The nearly 900-mile journey migrating salmon make twice in their lives between Marsh Creek and the Pacific Ocean is a miracle of nature. The fact that salmon born in Idaho successfully make the journey in both directions by passing the eight massive dams and long slackwater reservoirs seems unlikely.
But in Marsh Creek, where hatchery programs do not supplement natural processes, salmon often do not return anymore. In 1999, the Idaho Department of Fish and Game had to cancel its annual redd count training because none of the big fish showed up in this near-pristine creek. It was the second time in five years that the important piece of Mother Nature's intricate puzzle didn't fit into place.
John Peavey is a third generation Carey rancher and a former Idaho state Senator. Until the 1970s, he grazed sheep in the meadows around Marsh Creek. He remembers years past when the fish came thick like locusts. "It was amazing," he remembers. "When you spotted them, they looked like a set of torpedoes coming up at you. I remember lying on the bank over a deep pool where the bank hung out over. We'd hang over up to about here," he says, indicating a line across his faded Carhartt jacket. "You'd see 'em in there, about this long," his hands stretched three feet apart.
"You could reach in and brush your hand along its back. But as time went on, they added more and more dams, and by the '70s, the fish were pretty much on their way out."
That's when public land managers began to curtail grazing in areas that include salmon spawning habitat, like Marsh Creek. The managers missed the mark when they attacked grazing to help the fish, Peavey says.

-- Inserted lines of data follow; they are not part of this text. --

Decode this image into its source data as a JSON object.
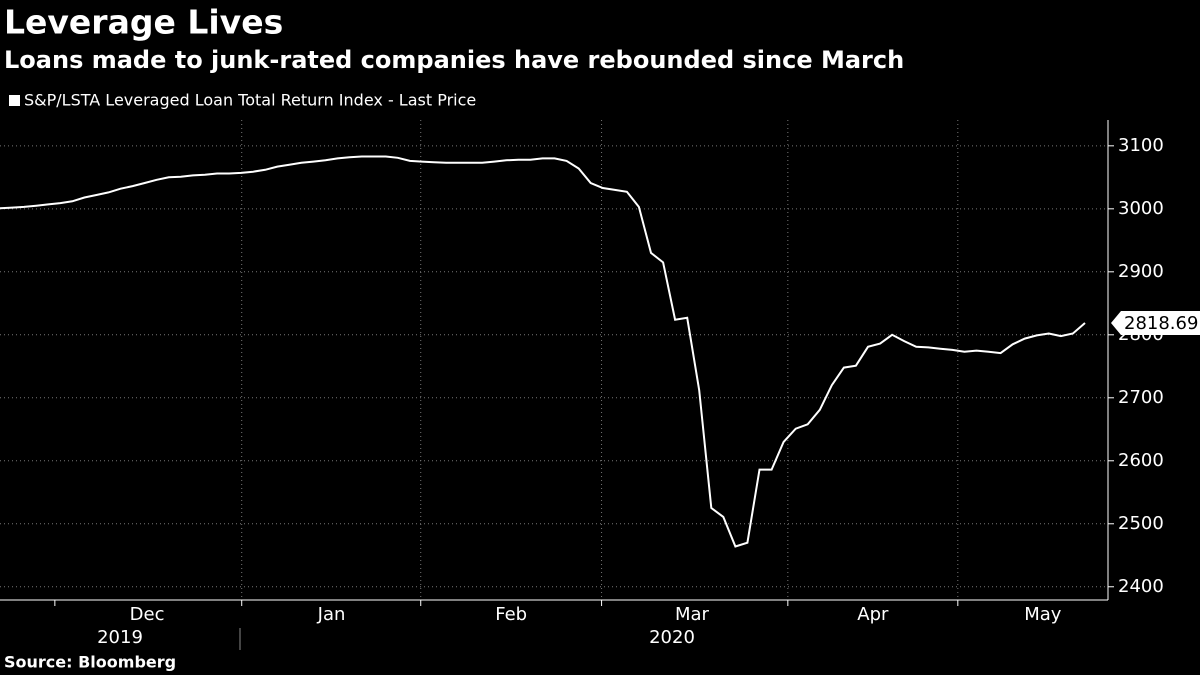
{
  "chart_data": {
    "type": "line",
    "title": "Leverage Lives",
    "subtitle": "Loans made to junk-rated companies have rebounded since March",
    "source": "Source: Bloomberg",
    "series": [
      {
        "name": "S&P/LSTA Leveraged Loan Total Return Index - Last Price",
        "color": "#ffffff",
        "values": [
          3001,
          3002,
          3003,
          3005,
          3007,
          3009,
          3012,
          3018,
          3022,
          3026,
          3032,
          3036,
          3041,
          3046,
          3050,
          3051,
          3053,
          3054,
          3056,
          3056,
          3057,
          3059,
          3062,
          3067,
          3070,
          3073,
          3075,
          3077,
          3080,
          3082,
          3083,
          3083,
          3083,
          3081,
          3076,
          3075,
          3074,
          3073,
          3073,
          3073,
          3073,
          3075,
          3077,
          3078,
          3078,
          3080,
          3080,
          3076,
          3064,
          3041,
          3033,
          3030,
          3027,
          3003,
          2930,
          2915,
          2824,
          2827,
          2712,
          2525,
          2511,
          2464,
          2470,
          2586,
          2586,
          2630,
          2651,
          2658,
          2681,
          2720,
          2748,
          2751,
          2781,
          2786,
          2800,
          2790,
          2781,
          2780,
          2778,
          2776,
          2773,
          2775,
          2773,
          2771,
          2785,
          2794,
          2799,
          2802,
          2798,
          2802,
          2818.69
        ]
      }
    ],
    "xticks": [
      {
        "value": 12.2,
        "label": "Dec"
      },
      {
        "value": 27.5,
        "label": "Jan"
      },
      {
        "value": 42.4,
        "label": "Feb"
      },
      {
        "value": 57.4,
        "label": "Mar"
      },
      {
        "value": 72.4,
        "label": "Apr"
      },
      {
        "value": 86.5,
        "label": "May"
      }
    ],
    "years": [
      "2019",
      "2020"
    ],
    "ylim": [
      2379,
      3141
    ],
    "yticks": [
      2400,
      2500,
      2600,
      2700,
      2800,
      2900,
      3000,
      3100
    ],
    "grid": true
  }
}
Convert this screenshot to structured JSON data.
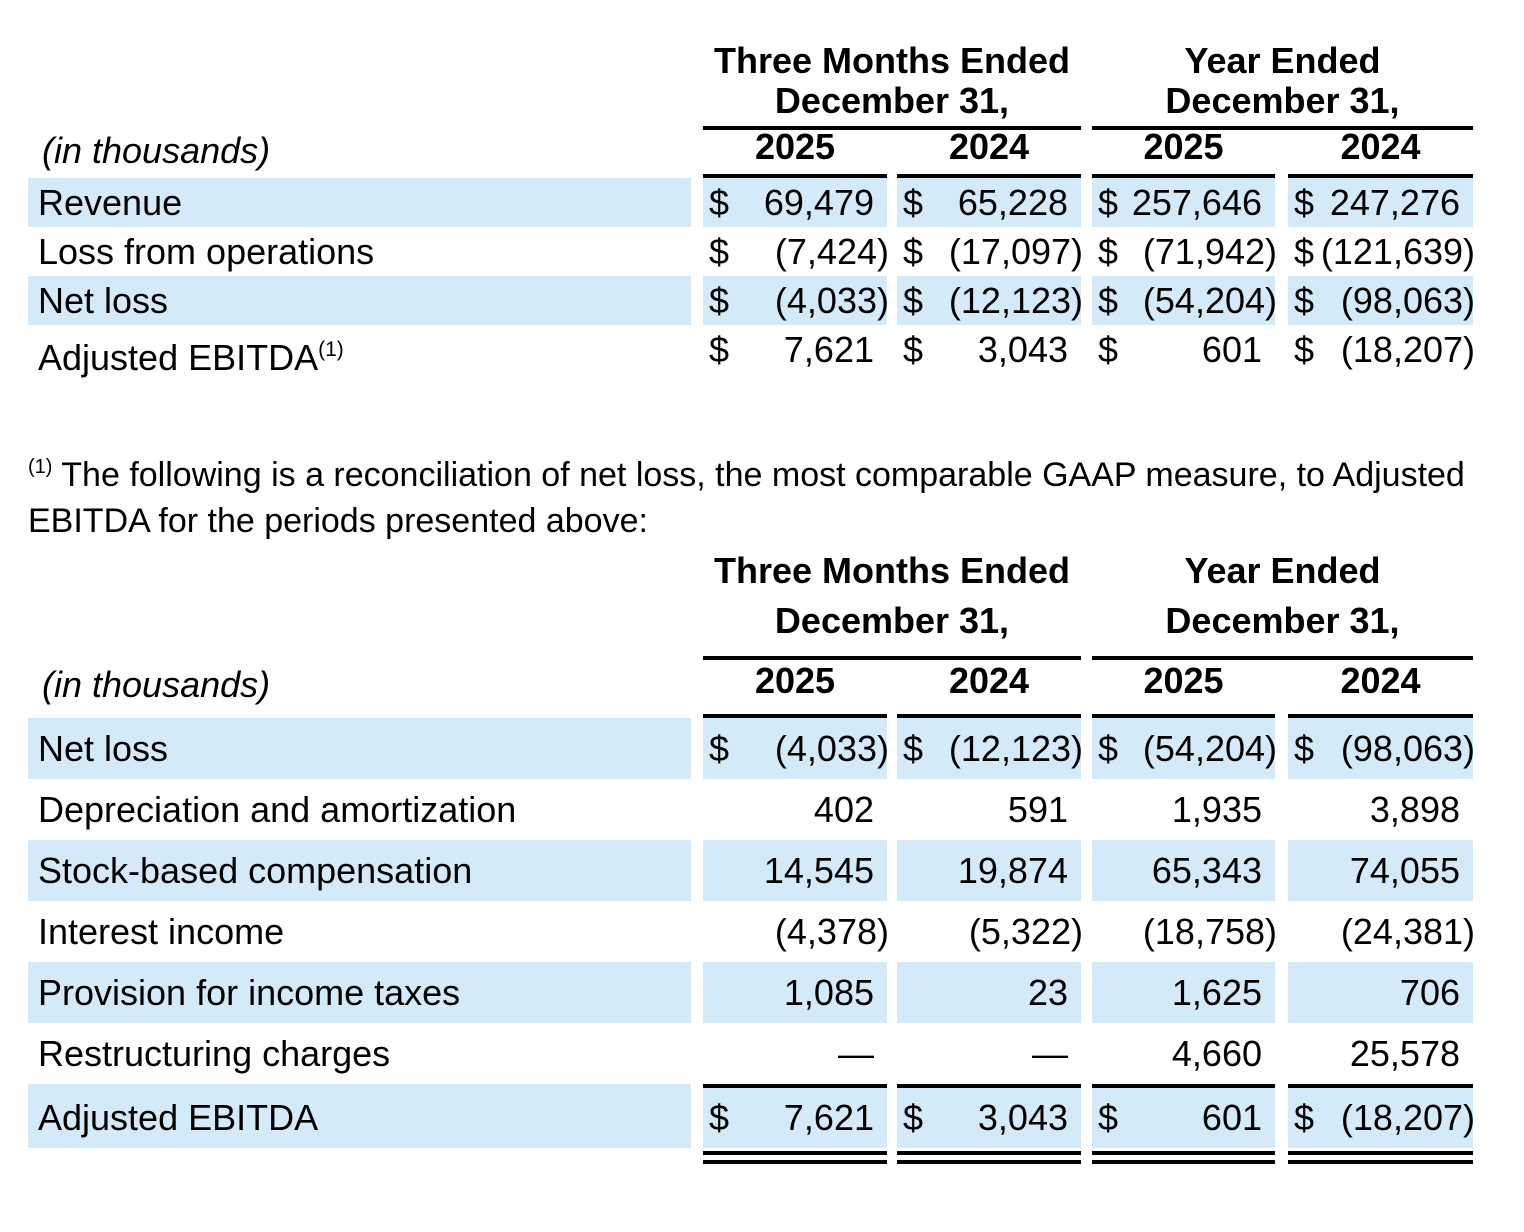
{
  "currency": "$",
  "table1": {
    "in_thousands_label": "(in thousands)",
    "period_groups": [
      {
        "title": "Three Months Ended",
        "subtitle": "December 31,",
        "years": [
          "2025",
          "2024"
        ]
      },
      {
        "title": "Year Ended",
        "subtitle": "December 31,",
        "years": [
          "2025",
          "2024"
        ]
      }
    ],
    "rows": [
      {
        "label": "Revenue",
        "values": [
          "69,479",
          "65,228",
          "257,646",
          "247,276"
        ]
      },
      {
        "label": "Loss from operations",
        "values": [
          "(7,424)",
          "(17,097)",
          "(71,942)",
          "(121,639)"
        ]
      },
      {
        "label": "Net loss",
        "values": [
          "(4,033)",
          "(12,123)",
          "(54,204)",
          "(98,063)"
        ]
      },
      {
        "label": "Adjusted EBITDA",
        "footnote_marker": "(1)",
        "values": [
          "7,621",
          "3,043",
          "601",
          "(18,207)"
        ]
      }
    ]
  },
  "footnote": {
    "marker": "(1)",
    "text": " The following is a reconciliation of net loss, the most comparable GAAP measure, to Adjusted EBITDA for the periods presented above:"
  },
  "table2": {
    "in_thousands_label": "(in thousands)",
    "period_groups": [
      {
        "title": "Three Months Ended",
        "subtitle": "December 31,",
        "years": [
          "2025",
          "2024"
        ]
      },
      {
        "title": "Year Ended",
        "subtitle": "December 31,",
        "years": [
          "2025",
          "2024"
        ]
      }
    ],
    "rows": [
      {
        "label": "Net loss",
        "values": [
          "(4,033)",
          "(12,123)",
          "(54,204)",
          "(98,063)"
        ]
      },
      {
        "label": "Depreciation and amortization",
        "values": [
          "402",
          "591",
          "1,935",
          "3,898"
        ]
      },
      {
        "label": "Stock-based compensation",
        "values": [
          "14,545",
          "19,874",
          "65,343",
          "74,055"
        ]
      },
      {
        "label": "Interest income",
        "values": [
          "(4,378)",
          "(5,322)",
          "(18,758)",
          "(24,381)"
        ]
      },
      {
        "label": "Provision for income taxes",
        "values": [
          "1,085",
          "23",
          "1,625",
          "706"
        ]
      },
      {
        "label": "Restructuring charges",
        "values": [
          "—",
          "—",
          "4,660",
          "25,578"
        ]
      },
      {
        "label": "Adjusted EBITDA",
        "values": [
          "7,621",
          "3,043",
          "601",
          "(18,207)"
        ]
      }
    ]
  }
}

"Grazing had been going on for about a half a century when I got started," he says. "There was lots of grazing and lots of fish, so the federal policies in the beginning taught people not to like the fish."
Peavey says there is a definite correlation between fish decline and dam construction. He declines to endorse theories that blame varying ocean conditions, predatory birds or over-grazing for the rapid population slip.

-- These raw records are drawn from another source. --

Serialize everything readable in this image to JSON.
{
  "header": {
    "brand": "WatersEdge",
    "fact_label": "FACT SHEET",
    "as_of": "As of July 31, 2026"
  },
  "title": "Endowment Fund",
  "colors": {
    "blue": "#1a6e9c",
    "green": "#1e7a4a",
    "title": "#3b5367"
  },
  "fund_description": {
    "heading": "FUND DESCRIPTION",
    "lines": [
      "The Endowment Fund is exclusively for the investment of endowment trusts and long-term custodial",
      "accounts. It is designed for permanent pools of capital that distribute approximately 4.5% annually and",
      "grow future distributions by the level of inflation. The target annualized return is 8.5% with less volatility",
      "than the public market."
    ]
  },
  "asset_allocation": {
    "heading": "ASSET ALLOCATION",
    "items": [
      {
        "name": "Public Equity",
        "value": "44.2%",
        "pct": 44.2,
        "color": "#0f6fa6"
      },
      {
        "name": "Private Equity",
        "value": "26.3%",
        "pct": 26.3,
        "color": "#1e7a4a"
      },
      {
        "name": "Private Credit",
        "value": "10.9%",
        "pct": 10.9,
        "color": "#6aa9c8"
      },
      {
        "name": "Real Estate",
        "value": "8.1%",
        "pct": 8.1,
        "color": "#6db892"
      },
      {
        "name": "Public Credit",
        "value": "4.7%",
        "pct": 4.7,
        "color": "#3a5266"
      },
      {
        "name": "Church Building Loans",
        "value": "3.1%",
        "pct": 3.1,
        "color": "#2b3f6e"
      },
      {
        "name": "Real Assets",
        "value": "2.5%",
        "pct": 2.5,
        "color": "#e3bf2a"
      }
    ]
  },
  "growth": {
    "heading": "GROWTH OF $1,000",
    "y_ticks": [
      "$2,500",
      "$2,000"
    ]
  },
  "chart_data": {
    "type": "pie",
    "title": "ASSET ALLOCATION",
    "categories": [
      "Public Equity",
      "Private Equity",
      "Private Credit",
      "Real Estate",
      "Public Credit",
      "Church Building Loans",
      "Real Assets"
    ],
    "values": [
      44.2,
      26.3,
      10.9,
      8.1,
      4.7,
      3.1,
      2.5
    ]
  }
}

"All those things have been there," he says. "The thing that's different is the dams."
Peavey, like others, is frustrated because the debate about salmon recovery has shifted away from eliminating the dams and toward habitat improvements and artificially improved flows in the river system. A policy that sends water now penned in Idaho down the river to help young salmon smolts make it through the slackwater reservoirs doesn't hold water, he says.
"Farmers are supporting policy that's going to put them out of business, this flushing of water," he says. "It will devastate the economy of Southern Idaho. It's a tragedy that the farmers down there, where the political power lies, don't see the problem."
The added flow of Idaho water, enough to otherwise irrigate 140,000 acres, speeds the current in the deep lower Snake reservoirs by about one-third of a mile per hour. But the debate about flow augmentation is just a recent chapter of a lengthy story pitting modern progress against ecology.
Since salmon were given Endangered Species Act protections, the political battle over the future of the river system and the future of the fish has been fierce and ongoing. Each day politicians, businesses, fish advocates, biologists and Northwest citizens fight for or against the fish, for or against the dams.
It plays out every year in the rivers and creeks of the Salmon Nation.
It plays out in places like the Salmon River basin and the Yankee Fork of the Salmon River.
A female chinook barely clings to life as she lies in the shallow August waters of the Yankee Fork. Here, under towering lodgepole pines and the sky's great roof, is where she was born. Here is where she will die.
Her gills swell as she clings to the final threads of her remarkable life, a journey that has spanned thousands of miles and countless perils. She has overcome her natural predators, diseases and the barbs and nets of men. She has navigated the still waters of eight reservoirs. She has passed through and over eight concrete dams.
And yet here she lies, her eggs embedded in the stream's clean cobbles, weakly clinging to existence, her body falling apart with the scars of her quest. In this, her death, she has survived.